TRIBUNAL JUDICIAIRE DE [Localité 12]

Affaire : [M] [B] [X] [E] épouse [B]

c/ Société QBE EUROPE es qualité d’assureur responsabilité civile décennale de la société DB RESINE S.A. AXA FRANCE IARD

N° RG 25/00045 - N° Portalis DBXJ-W-B7J-ITW7

Minute N°

Copie certifiée conforme et copie revêtue de la formule exécutoire délivrées le : à :

la SCP BEZIZ-CLEON - CHARLEMAGNE-CREUSVAUX - 17Me Brigitte BONANDRINI - 26 ORDONNANCE DU : 07 MAI 2025

ORDONNANCE DE REFERE Nathalie POUX, Présidente du tribunal judiciaire de Dijon, assistée de Caroline BREDA,

Statuant dans l’affaire entre :

DEMANDEUR :

M. [M] [B] né le 12 Octobre 1967 à [Localité 12] (COTE D’OR) [Adresse 3] [Localité 5]

représenté par Me Brigitte BONANDRINI, demeurant [Adresse 4], avocat au barreau de DIJON, avocat plaidant

Mme [X] [E] épouse [B] née le 10 Avril 1968 à [Localité 15] [Adresse 3] [Localité 6]

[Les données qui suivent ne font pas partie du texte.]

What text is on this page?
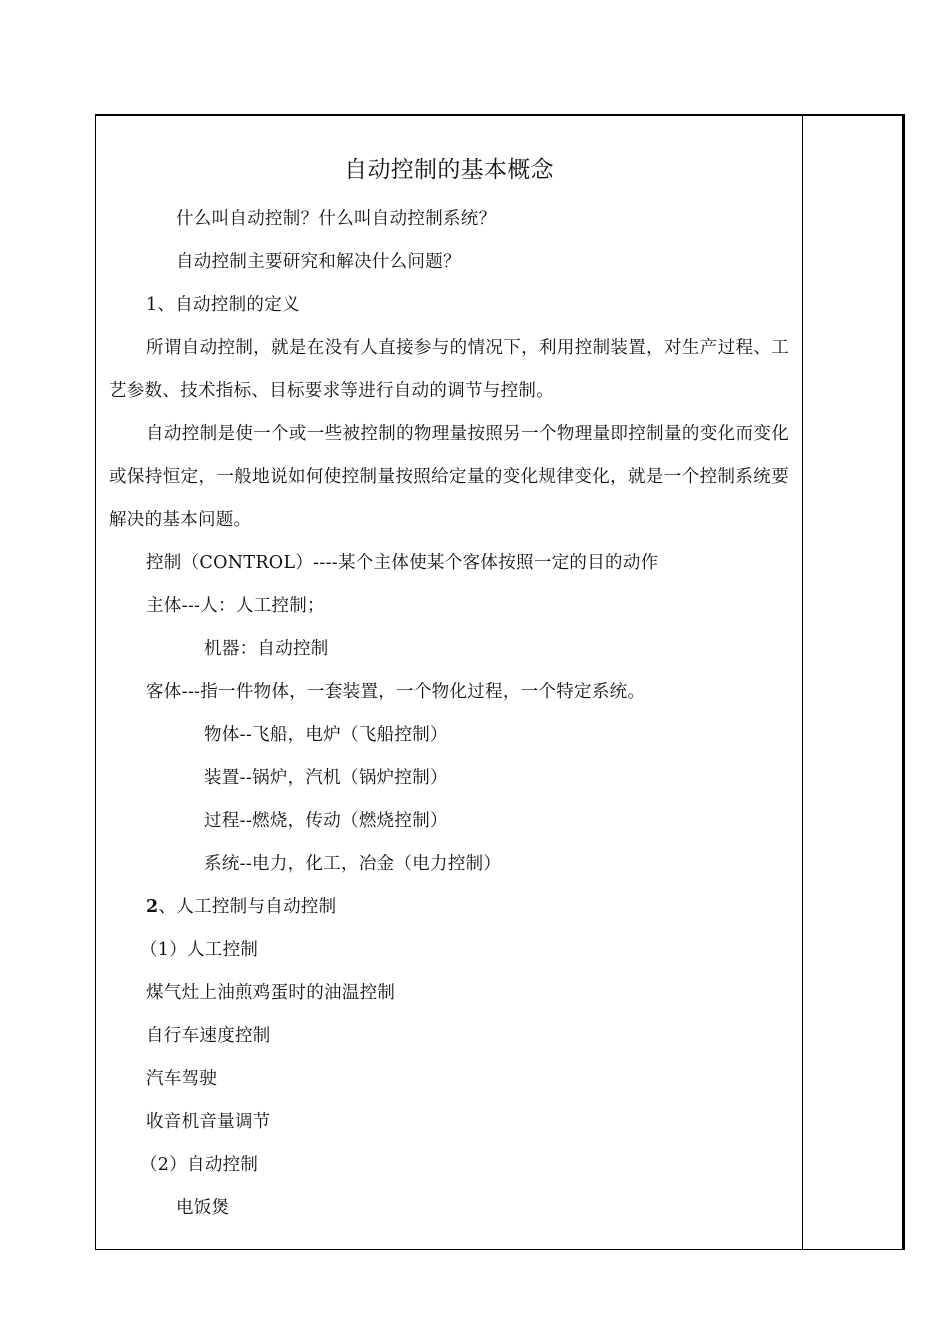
自动控制的基本概念
什么叫自动控制？什么叫自动控制系统？
自动控制主要研究和解决什么问题？
1、自动控制的定义
所谓自动控制，就是在没有人直接参与的情况下，利用控制装置，对生产过程、工艺参数、技术指标、目标要求等进行自动的调节与控制。
自动控制是使一个或一些被控制的物理量按照另一个物理量即控制量的变化而变化或保持恒定，一般地说如何使控制量按照给定量的变化规律变化，就是一个控制系统要解决的基本问题。
控制（CONTROL）----某个主体使某个客体按照一定的目的动作
主体---人：人工控制；
机器：自动控制
客体---指一件物体，一套装置，一个物化过程，一个特定系统。
物体--飞船，电炉（飞船控制）
装置--锅炉，汽机（锅炉控制）
过程--燃烧，传动（燃烧控制）
系统--电力，化工，冶金（电力控制）
2、人工控制与自动控制
（1）人工控制
煤气灶上油煎鸡蛋时的油温控制
自行车速度控制
汽车驾驶
收音机音量调节
（2）自动控制
电饭煲
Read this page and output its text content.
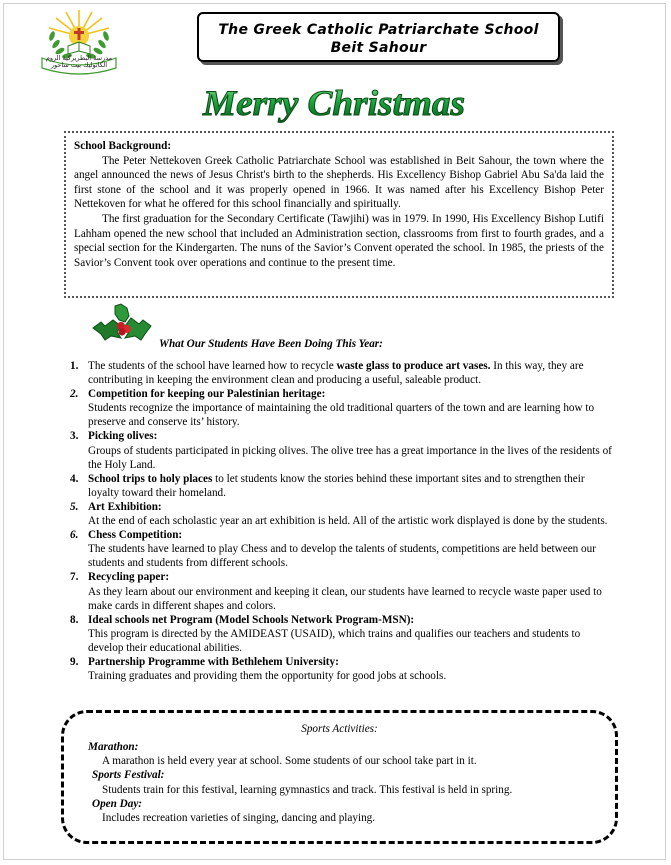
مدرسة البطريركية الروم الكاثوليك بيت ساحور
The Greek Catholic Patriarchate School
Beit Sahour
Merry Christmas
School Background:

The Peter Nettekoven Greek Catholic Patriarchate School was established in Beit Sahour, the town where the angel announced the news of Jesus Christ's birth to the shepherds. His Excellency Bishop Gabriel Abu Sa'da laid the first stone of the school and it was properly opened in 1966. It was named after his Excellency Bishop Peter Nettekoven for what he offered for this school financially and spiritually.

The first graduation for the Secondary Certificate (Tawjihi) was in 1979. In 1990, His Excellency Bishop Lutifi Lahham opened the new school that included an Administration section, classrooms from first to fourth grades, and a special section for the Kindergarten. The nuns of the Savior’s Convent operated the school. In 1985, the priests of the Savior’s Convent took over operations and continue to the present time.

What Our Students Have Been Doing This Year:
1. The students of the school have learned how to recycle waste glass to produce art vases. In this way, they are contributing in keeping the environment clean and producing a useful, saleable product.
2. Competition for keeping our Palestinian heritage:
Students recognize the importance of maintaining the old traditional quarters of the town and are learning how to preserve and conserve its’ history.
3. Picking olives:
Groups of students participated in picking olives. The olive tree has a great importance in the lives of the residents of the Holy Land.
4. School trips to holy places to let students know the stories behind these important sites and to strengthen their loyalty toward their homeland.
5. Art Exhibition:
At the end of each scholastic year an art exhibition is held. All of the artistic work displayed is done by the students.
6. Chess Competition:
The students have learned to play Chess and to develop the talents of students, competitions are held between our students and students from different schools.
7. Recycling paper:
As they learn about our environment and keeping it clean, our students have learned to recycle waste paper used to make cards in different shapes and colors.
8. Ideal schools net Program (Model Schools Network Program-MSN):
This program is directed by the AMIDEAST (USAID), which trains and qualifies our teachers and students to develop their educational abilities.
9. Partnership Programme with Bethlehem University:
Training graduates and providing them the opportunity for good jobs at schools.
Sports Activities:
Marathon:
A marathon is held every year at school. Some students of our school take part in it.
Sports Festival:
Students train for this festival, learning gymnastics and track. This festival is held in spring.
Open Day:
Includes recreation varieties of singing, dancing and playing.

représentée par Me Brigitte BONANDRINI, demeurant [Adresse 4], avocat au barreau de DIJON, avocat plaidant

DEFENDEUR :

Société QBE EUROPE es qualité d’assureur responsabilité civile décennale de la société DB RESINE

[Adresse 16] [Adresse 2] [Localité 11]

non comparante

S.A. AXA FRANCE IARD [Adresse 8] [Localité 10]

représentée par Maître Stéphane CREUSVAUX de la SCP BEZIZ-CLEON - CHARLEMAGNE-CREUSVAUX, demeurant [Adresse 7], avocats au barreau de DIJON, avocats plaidant

A rendu l’ordonnance suivante :

DEBATS :

L’affaire a été débattue à l’audience publique du 26 mars 2025 et mise en délibéré à ce jour, où la décision a été rendue par mise à disposition au greffe, ce dont les parties ont été avisées à l’issue des débats.

EXPOSE DU LITIGE :

Monsieur [M] [B] et Madame [X] [E] épouse [B] sont propriétaires d’un immeuble à usage d’habitation situé [Adresse 3] à [Localité 13], bien assuré auprès de la compagnie AXA.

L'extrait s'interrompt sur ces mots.